Feyzia melirik sekilas cincin di jarinya. "Dari Brandon, Mi."
"Dari Brandon? Apa kau tidak salah, Fey?" Farah tidak percaya. "Mami punya koleksi perhiasan dari berlian. Jadi, Mami sangat tahu mana berlian yang asli dan tidak. Berlian yang ada di cincinmu itu asli, Fey. Harganya pun sangat mahal. Mana mungkin dia mampu membelikannya untukmu?" tanya Farah dengan nada sinis.
Feyzia menatap tidak suka kepada ibunya. "Mi, jangan suka merendahkan orang lain!"
"Mami bukan merendahkan dia, Fey. Mami bicara fakta. Apa kau tahu harga cincinmu itu? Bukan satu atau dua juta, Fey. Bisa menembus ratusan juta. Mana mungkin 'kan dia mampu membelinya? Datang ke sini saja dia naik motor."
"Apa hanya karena dia naik motor, Mami menilai ketidakmampuan Brandon? Lagipula, kaya atau tidaknya Brandon, aku tetap mencintainya, Mi. Karena ..., kami sudah resmi sebagai sepasang kekasih," ungkap Feyzia.
"Sepasang kekasih?" ulang Erza dan Farah bersamaan. Mereka sangat terkejut mendengar pengakuan putri tunggal mereka.
"Kapan? Kok Mami tidak tahu?" tanya Farah.
"Bukankah pertunanganmu itu baru saja gagal, Fey?" Erza pun ikut bertanya.

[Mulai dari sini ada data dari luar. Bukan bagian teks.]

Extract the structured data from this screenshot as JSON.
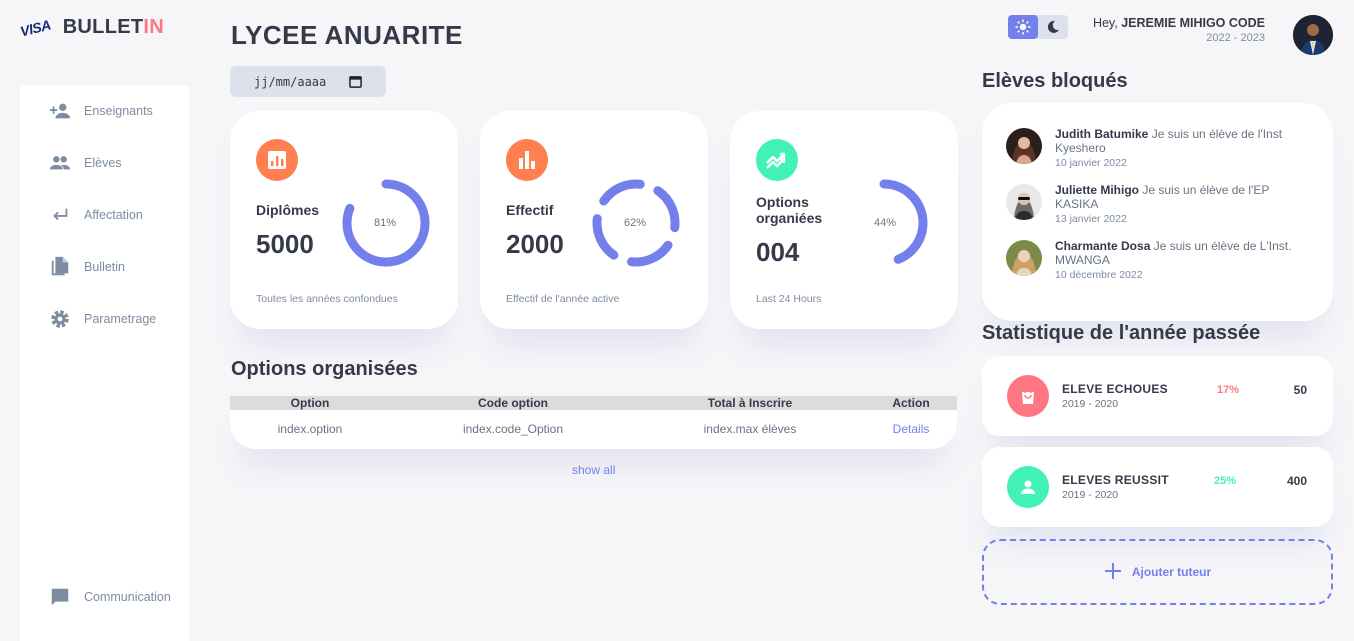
{
  "logo": {
    "badge": "VISA",
    "text_main": "BULLET",
    "text_accent": "IN"
  },
  "sidebar": {
    "items": [
      {
        "label": "Enseignants",
        "icon": "person-add-icon"
      },
      {
        "label": "Elèves",
        "icon": "group-icon"
      },
      {
        "label": "Affectation",
        "icon": "return-arrow-icon"
      },
      {
        "label": "Bulletin",
        "icon": "file-copy-icon"
      },
      {
        "label": "Parametrage",
        "icon": "gear-icon"
      },
      {
        "label": "Communication",
        "icon": "chat-icon"
      }
    ]
  },
  "header": {
    "title": "LYCEE ANUARITE",
    "date_placeholder": "jj/mm/aaaa",
    "greeting": "Hey,",
    "user_name": "JEREMIE MIHIGO CODE",
    "school_year": "2022 - 2023"
  },
  "cards": [
    {
      "title": "Diplômes",
      "value": "5000",
      "percent_label": "81%",
      "percent": 0.81,
      "footer": "Toutes les années confondues",
      "icon_color": "#ff7f50",
      "icon": "bar-chart-square-icon"
    },
    {
      "title": "Effectif",
      "value": "2000",
      "percent_label": "62%",
      "percent": 0.62,
      "footer": "Effectif de l'année active",
      "icon_color": "#ff7f50",
      "icon": "bar-chart-icon"
    },
    {
      "title": "Options organiées",
      "value": "004",
      "percent_label": "44%",
      "percent": 0.44,
      "footer": "Last 24 Hours",
      "icon_color": "#41f1b6",
      "icon": "trending-icon"
    }
  ],
  "options": {
    "title": "Options organisées",
    "headers": [
      "Option",
      "Code option",
      "Total à Inscrire",
      "Action"
    ],
    "row": [
      "index.option",
      "index.code_Option",
      "index.max élèves",
      "Details"
    ],
    "show_all": "show all"
  },
  "blocked": {
    "title": "Elèves bloqués",
    "students": [
      {
        "name": "Judith Batumike",
        "msg": "Je suis un élève de l'Inst Kyeshero",
        "date": "10 janvier 2022"
      },
      {
        "name": "Juliette Mihigo",
        "msg": "Je suis un élève de l'EP KASIKA",
        "date": "13 janvier 2022"
      },
      {
        "name": "Charmante Dosa",
        "msg": "Je suis un élève de L'Inst. MWANGA",
        "date": "10 décembre 2022"
      }
    ]
  },
  "stats": {
    "title": "Statistique de l'année passée",
    "items": [
      {
        "name": "ELEVE ECHOUES",
        "year": "2019 - 2020",
        "percent": "17%",
        "value": "50",
        "color": "#ff7782",
        "icon": "shopping-bag-icon"
      },
      {
        "name": "ELEVES REUSSIT",
        "year": "2019 - 2020",
        "percent": "25%",
        "value": "400",
        "color": "#41f1b6",
        "icon": "person-icon"
      }
    ],
    "add_label": "Ajouter tuteur"
  },
  "colors": {
    "primary": "#7380ec",
    "danger": "#ff7782",
    "success": "#41f1b6",
    "warning": "#ff7f50"
  }
}
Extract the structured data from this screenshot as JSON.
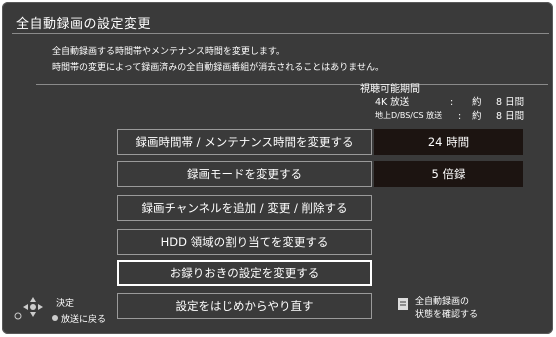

Feyzia menjawab, "Saat Adel mengajakku makan malam, Mi. Secara tidak sengaja, kami bertemu dengan Brandon. Di sanalah, dia mengungkapkan cintanya padaku dan aku langsung menerimanya."
"Apa kau sudah yakin dengan pilihanmu itu, Fey?" tanya Erza. "Ada baiknya, sebelum mengambil suatu keputusan, pikirkan dulu baik dan buruknya! Papi agak trauma karena kejadian pertunanganmu tempo hari."
Feyzia berusaha meyakinkan ayahnya. "Aku yakin, Pi. Bahkan, dia akan mengenalkanku kepada orangtuanya."
"Apa kau tahu latar belakang keluarganya, siapa keluarganya, berapa jumlah saudaranya, di mana dia dan orangtuanya tinggal, apa pendidikan terakhirnya, dan bagaimana kepribadian dia di lingkungan sekitarnya?" Farah memberikan rentetan pertanyaan kepada Feyzia.
Feyzia menggeleng. "Aku hanya tahu pekerjaan dia, Mi."
Farah terkejut. "Kau sama sekali tidak tahu tentang keluarganya?"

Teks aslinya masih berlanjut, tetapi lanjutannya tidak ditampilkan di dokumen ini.